In the process, health officials hope to target ZIP codes identified in federal data as particularly vulnerable as well as agricultural workplaces, homeless encampments and housing complexes where residents lack transportation. Targeted communities include people of color, urban Native Americans and people with disabilities, according to the state Health Department, although buses might also take vaccinations to large workplaces such as factories and food processors.
"Folks who live in high social vulnerability index communities have had a very disproportionate impact from COVID-19," state Health Commissioner Jan Malcolm said at a Tuesday news conference. "So, this idea of these mobile buses is the next piece of our strategy to get the vaccine into the communities where it is so critically needed."

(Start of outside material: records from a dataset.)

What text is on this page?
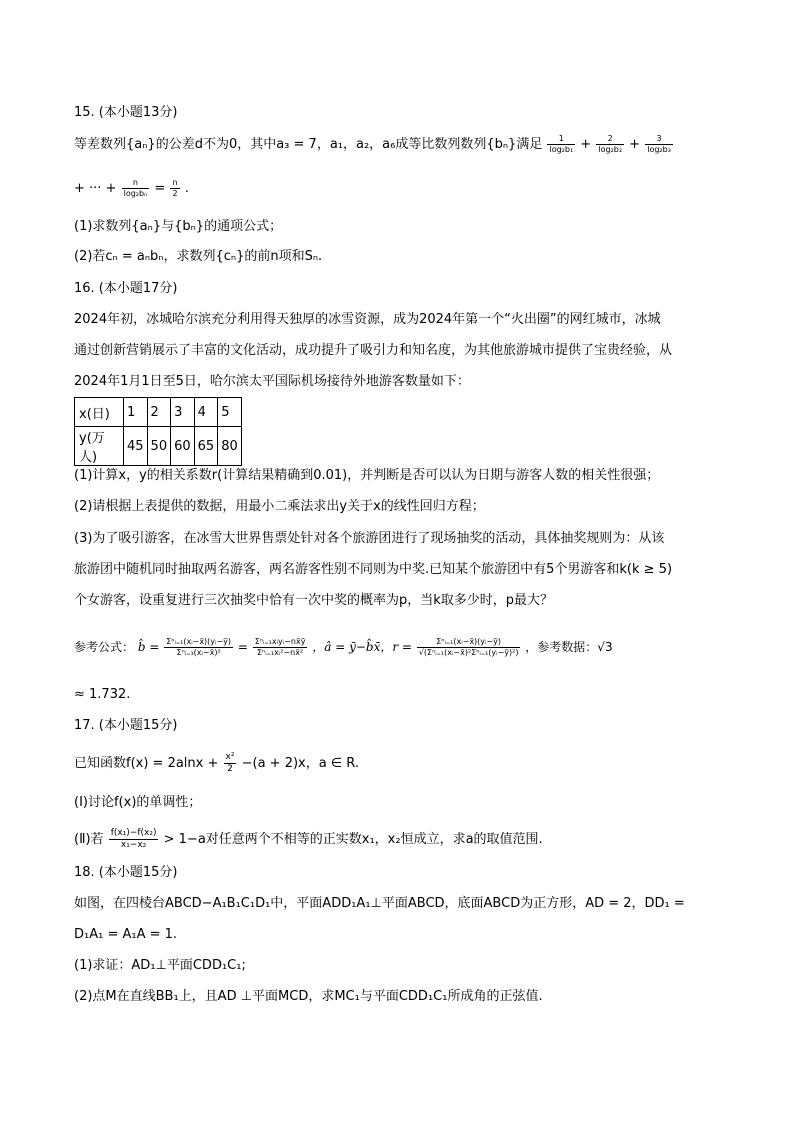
15. (本小题13分)
等差数列{aₙ}的公差d不为0，其中a₃ = 7，a₁，a₂，a₆成等比数列数列{bₙ}满足 $\frac{1}{\text{log₂b₁}} + \frac{2}{\text{log₂b₂}} + \frac{3}{\text{log₂b₃}}$
+ ··· + $\frac{n}{\text{log₂bₙ}} = \frac{n}{2}$ .
(1)求数列{aₙ}与{bₙ}的通项公式；
(2)若cₙ = aₙbₙ，求数列{cₙ}的前n项和Sₙ.
16. (本小题17分)
2024年初，冰城哈尔滨充分利用得天独厚的冰雪资源，成为2024年第一个“火出圈”的网红城市，冰城
通过创新营销展示了丰富的文化活动，成功提升了吸引力和知名度，为其他旅游城市提供了宝贵经验，从
2024年1月1日至5日，哈尔滨太平国际机场接待外地游客数量如下：
x(日)	1	2	3	4	5
y(万人)	45	50	60	65	80
(1)计算x，y的相关系数r(计算结果精确到0.01)，并判断是否可以认为日期与游客人数的相关性很强；
(2)请根据上表提供的数据，用最小二乘法求出y关于x的线性回归方程；
(3)为了吸引游客，在冰雪大世界售票处针对各个旅游团进行了现场抽奖的活动，具体抽奖规则为：从该
旅游团中随机同时抽取两名游客，两名游客性别不同则为中奖.已知某个旅游团中有5个男游客和k(k ≥ 5)
个女游客，设重复进行三次抽奖中恰有一次中奖的概率为p，当k取多少时，p最大？
参考公式： b̂ = $\frac{\text{Σⁿᵢ₌₁(xᵢ−x̄)(yᵢ−ȳ)}}{\text{Σⁿᵢ₌₁(xᵢ−x̄)²}} = \frac{\text{Σⁿᵢ₌₁xᵢyᵢ−nx̄ȳ}}{\text{Σⁿᵢ₌₁xᵢ²−nx̄²}}$ ，â = ȳ−b̂x̄，$r = \frac{\text{Σⁿᵢ₌₁(xᵢ−x̄)(yᵢ−ȳ)}}{\text{√(Σⁿᵢ₌₁(xᵢ−x̄)²Σⁿᵢ₌₁(yᵢ−ȳ)²)}}$ ，参考数据：√3
≈ 1.732.
17. (本小题15分)
已知函数$f(x) = 2alnx + \frac{\text{x²}}{2} -(a + 2)x$，a ∈ R.
(Ⅰ)讨论f(x)的单调性；
(Ⅱ)若 $\frac{\text{f(x₁)−f(x₂)}}{\text{x₁−x₂}} > 1-a$对任意两个不相等的正实数x₁，x₂恒成立，求a的取值范围.
18. (本小题15分)
如图，在四棱台ABCD−A₁B₁C₁D₁中，平面ADD₁A₁⊥平面ABCD，底面ABCD为正方形，AD = 2，DD₁ =
D₁A₁ = A₁A = 1.
(1)求证：AD₁⊥平面CDD₁C₁;
(2)点M在直线BB₁上，且AD ⊥平面MCD，求MC₁与平面CDD₁C₁所成角的正弦值.
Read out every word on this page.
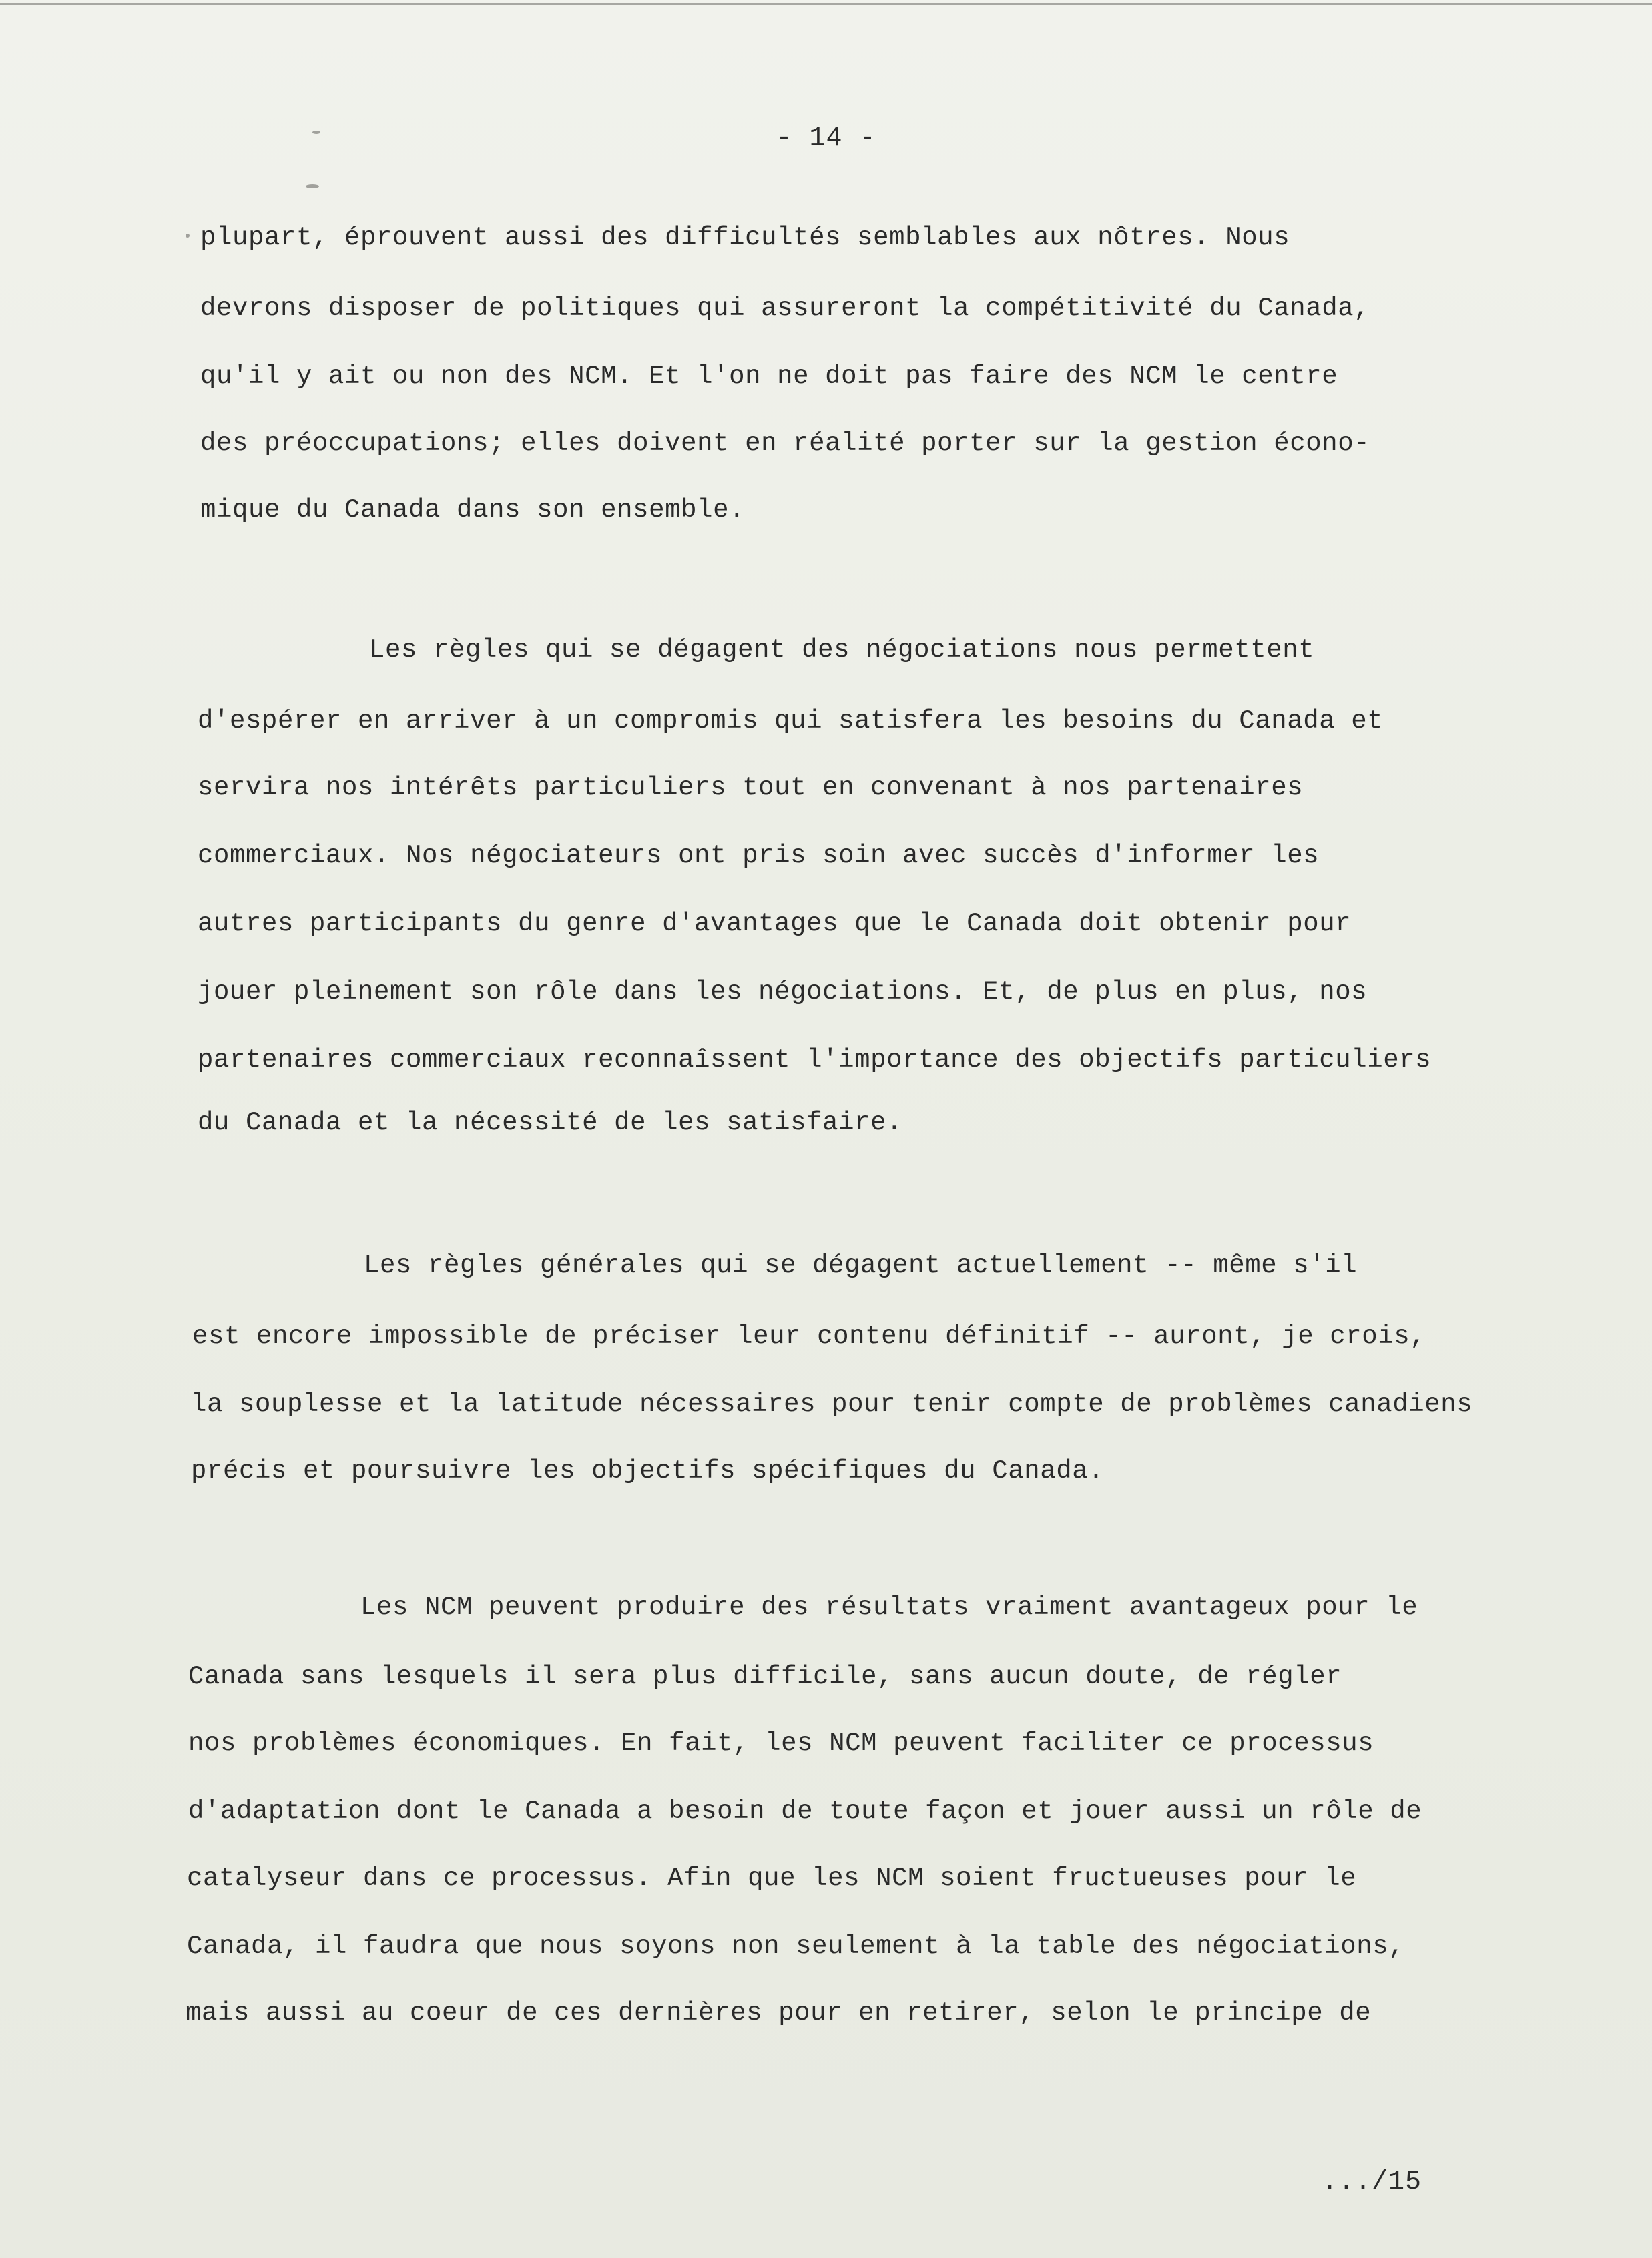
- 14 -
plupart, éprouvent aussi des difficultés semblables aux nôtres. Nous
devrons disposer de politiques qui assureront la compétitivité du Canada,
qu'il y ait ou non des NCM. Et l'on ne doit pas faire des NCM le centre
des préoccupations; elles doivent en réalité porter sur la gestion écono-
mique du Canada dans son ensemble.
Les règles qui se dégagent des négociations nous permettent
d'espérer en arriver à un compromis qui satisfera les besoins du Canada et
servira nos intérêts particuliers tout en convenant à nos partenaires
commerciaux. Nos négociateurs ont pris soin avec succès d'informer les
autres participants du genre d'avantages que le Canada doit obtenir pour
jouer pleinement son rôle dans les négociations. Et, de plus en plus, nos
partenaires commerciaux reconnaîssent l'importance des objectifs particuliers
du Canada et la nécessité de les satisfaire.
Les règles générales qui se dégagent actuellement -- même s'il
est encore impossible de préciser leur contenu définitif -- auront, je crois,
la souplesse et la latitude nécessaires pour tenir compte de problèmes canadiens
précis et poursuivre les objectifs spécifiques du Canada.
Les NCM peuvent produire des résultats vraiment avantageux pour le
Canada sans lesquels il sera plus difficile, sans aucun doute, de régler
nos problèmes économiques. En fait, les NCM peuvent faciliter ce processus
d'adaptation dont le Canada a besoin de toute façon et jouer aussi un rôle de
catalyseur dans ce processus. Afin que les NCM soient fructueuses pour le
Canada, il faudra que nous soyons non seulement à la table des négociations,
mais aussi au coeur de ces dernières pour en retirer, selon le principe de
.../15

The retrofitted Metro Transit buses include space for two patients to wait for shots, while two others receive them, said Nicole Nee, a clinician with Blue Cross and Blue Shield of Minnesota, the Eagan-based health insurer that's staffing the mobile units.
Patients sign in for vaccine at a pop-up tent before climbing aboard. Each immunization takes no more than five minutes, Nee said, so the mobile unit could vaccinate up to 150 people in a day. Curtains hang from the ceiling for privacy.
Two buses are being used this week, and the state plans to add four more in coming months.
One bus has been parked this week in St. Paul outside the Hallie Q. Brown Community Center, an African American social services agency in the city's historic Rondo neighborhood. There, health care workers provided about 120 immunizations on Monday.